Friday 16 August 2013

Southern Indian Material at the Henry Martyn Centre, Westminster College


A guest post by Lucy Hughes, Archivist of the Henry Martyn Centre in Cambridge.

 Readers of the SAALG blog may be interested to learn about the collection of material relating to missionary work in Southern India which is held at the Henry Martyn Centre, Westminster College. The items in this miscellaneous collection of books, articles and pamphlets were connected with the Reverend R. B. Budgett and range in date from 1913 to 1958.

The ‘Indian Liturgy’ (shown in the scanned image) is an abridged edition, revised in 1942, of the original order for the administration of holy communion sanctioned in 1922 by the Episcopal Synod of India for experimental use in the diocese of Bombay. In 1933 the order was given authorisation for use in any diocese of the Church of India, Burma and Ceylon. It is 2/4 in the South India collection. Within the same collection is to be found a folder of items relating to the Dornakal diocese. This folder includes a pamphlet entitled ‘Jungle Wanderings in the Diocese of Dornakal’ by Captain Hayne, undated (South India 3/7). Printed by the Church Army Press in Oxford, it is 12 pages long and contains 7 photographs of village life accompanying the detailed descriptions of life in this remote rural district, and the gradual infiltration of Christianity into the community.
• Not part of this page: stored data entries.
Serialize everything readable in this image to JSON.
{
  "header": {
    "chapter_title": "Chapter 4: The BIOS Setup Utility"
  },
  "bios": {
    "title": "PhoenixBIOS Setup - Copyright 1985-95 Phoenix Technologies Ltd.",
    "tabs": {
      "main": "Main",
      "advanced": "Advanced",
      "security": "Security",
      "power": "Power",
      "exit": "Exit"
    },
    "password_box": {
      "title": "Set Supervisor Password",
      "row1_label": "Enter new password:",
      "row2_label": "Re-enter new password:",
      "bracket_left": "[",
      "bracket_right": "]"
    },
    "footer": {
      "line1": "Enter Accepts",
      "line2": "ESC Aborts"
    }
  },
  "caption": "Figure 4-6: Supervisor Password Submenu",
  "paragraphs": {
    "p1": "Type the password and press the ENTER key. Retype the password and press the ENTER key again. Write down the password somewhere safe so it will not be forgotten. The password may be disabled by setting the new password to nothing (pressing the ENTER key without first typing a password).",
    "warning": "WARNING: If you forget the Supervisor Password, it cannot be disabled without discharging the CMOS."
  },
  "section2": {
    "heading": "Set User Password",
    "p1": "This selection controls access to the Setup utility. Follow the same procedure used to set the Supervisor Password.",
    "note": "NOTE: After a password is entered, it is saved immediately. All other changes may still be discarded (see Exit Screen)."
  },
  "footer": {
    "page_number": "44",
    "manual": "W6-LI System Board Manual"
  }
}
Another item of particular interest is a note relating to a book entitled Andhra Christian Lyrics (South India 4/1). Andhra Christian Lyrics is an anthology published in Madras, 1937, of Christian verses popular in the Andhra region: they are printed in Hindi. According to a note (South India 2/8) found in the same collection, number 77 is the most precious of the lyrics in the volume. A story about its composition is recited in the note:

‘It is on God’s love and was composed when the author Gollapalli Nathaniel was bound in stocks by the enemies of the Christian religion. Gollapalli Nathaniel was a voluntary Evangelist. He learnt to read and write only after he was baptised with his wife in 1862. Constrained by the love of God he went about preaching the Gospel in the villages. In one of his preaching tours of 1869 the high caste Hindus of Nuramanda objected to his preaching in their streets, and had him put in stocks. Some women who took pity on him begged the Hindus in vain to give him food that night. In spite of pain all over the body Nathaniel composed this lyric on God’s love and sang it to the people who came to see him the next morning … The lyric is prescribed as the first lesson to all people preparing for baptism. It is taught to them with full explanation from the Bible. It is sung by Christians of all denominations in Andhra desa and almost all six lakhs of Christians in the Telugu area know it by heart. During Hindu festival times the lyric is printed on a separate handbill and is distributed to all non-Christians.’